The Quiet Room. Courtesy KHOOGJ

This doesn’t just mean throwing your doors wide open and letting everyone in. “That works great until you design an inclusive school, and you actually sit down with inclusive educators,” he says. “These kids have radically contradictory needs. One kid with autism has hypersensitivity, the other [kid with autism] has hyposensitivity and needs background noise, visual stimulus, constant engagement. And those kids have to occupy the same space.”

One (wrong) solution might be to just build enough separate rooms to cater for people with various needs, but the kids wouldn’t interact or learn about each other’s differences. At the Kindle Garden preschool, for example, the architects designed an accessibility path on the floor that looks like a computer circuit and is made of a vinyl that is different from the rest of the floor so you could feel the difference when you walk on it barefoot. When the school first opened in 2015, Comaroff says there were no kids with visual impairments, so the path was seen as a fun decorative feature. Then a blind girl joined, and once the educators showed her how to navigate on the path, everybody else started walking on the line alongside her. “You see over and over again that kids try and minimize uncomfortable differences between each other,” says Comaroff. “And if there are differences, they just kind of ignore them; it’s an amazing form of empathy that they learn and if we separate them, they’re not going to get that.”

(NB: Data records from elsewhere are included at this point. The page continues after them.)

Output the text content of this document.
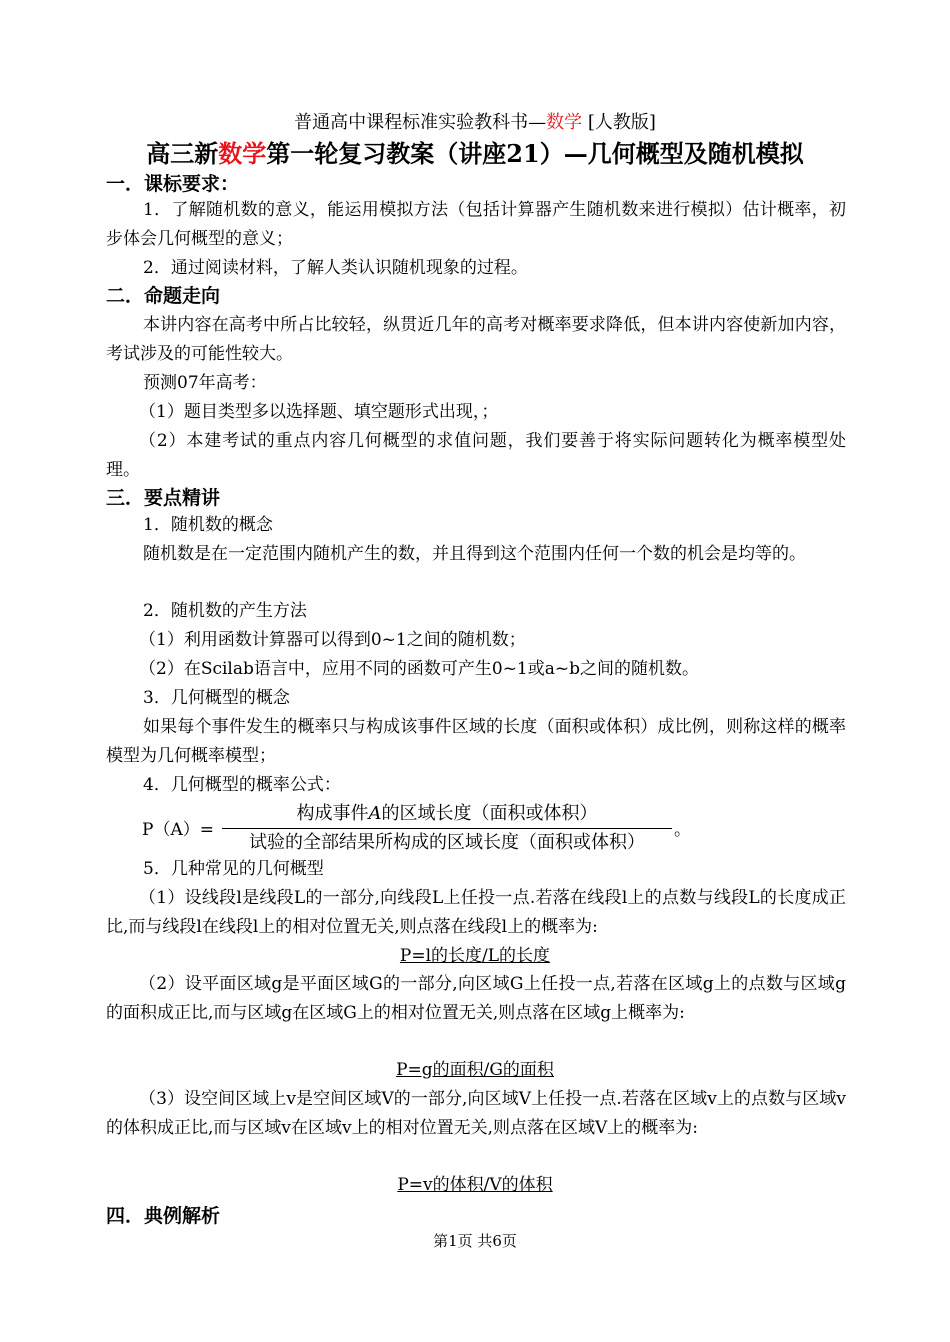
普通高中课程标准实验教科书—数学 [人教版]
高三新数学第一轮复习教案（讲座21）—几何概型及随机模拟
一．课标要求：
1．了解随机数的意义，能运用模拟方法（包括计算器产生随机数来进行模拟）估计概率，初步体会几何概型的意义；
2．通过阅读材料，了解人类认识随机现象的过程。
二．命题走向
本讲内容在高考中所占比较轻，纵贯近几年的高考对概率要求降低，但本讲内容使新加内容，考试涉及的可能性较大。
预测07年高考：
（1）题目类型多以选择题、填空题形式出现，；
（2）本建考试的重点内容几何概型的求值问题，我们要善于将实际问题转化为概率模型处理。
三．要点精讲
1．随机数的概念
随机数是在一定范围内随机产生的数，并且得到这个范围内任何一个数的机会是均等的。
2．随机数的产生方法
（1）利用函数计算器可以得到0~1之间的随机数；
（2）在Scilab语言中，应用不同的函数可产生0~1或a~b之间的随机数。
3．几何概型的概念
如果每个事件发生的概率只与构成该事件区域的长度（面积或体积）成比例，则称这样的概率模型为几何概率模型；
4．几何概型的概率公式：
P（A）=
构成事件A的区域长度（面积或体积）
试验的全部结果所构成的区域长度（面积或体积）
。
5．几种常见的几何概型
（1）设线段l是线段L的一部分,向线段L上任投一点.若落在线段l上的点数与线段L的长度成正比,而与线段l在线段l上的相对位置无关,则点落在线段l上的概率为:
P=l的长度/L的长度
（2）设平面区域g是平面区域G的一部分,向区域G上任投一点,若落在区域g上的点数与区域g的面积成正比,而与区域g在区域G上的相对位置无关,则点落在区域g上概率为:
P=g的面积/G的面积
（3）设空间区域上v是空间区域V的一部分,向区域V上任投一点.若落在区域v上的点数与区域v的体积成正比,而与区域v在区域v上的相对位置无关,则点落在区域V上的概率为:
P=v的体积/V的体积
四．典例解析
第1页 共6页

Over the course of their career, the architects have learned to design not just “expecting misuse,” as Ong puts it, but encouraging it by designing spaces and experiences that act less as prescribed models and more as prompts. For Singapore Design Week, Lekker  also designed a web app called Play Play, which is a game generator that lets you set parameters that suit players with various needs or disabilities, then proposes games that fit those parameters. You can choose to play without looking, speaking, or using arms or legs, and if a new person enters the game, you can go back to the menu and change the rules so that everyone is on a level playing field from the get-go.

Vivian Paley likely would’ve been proud.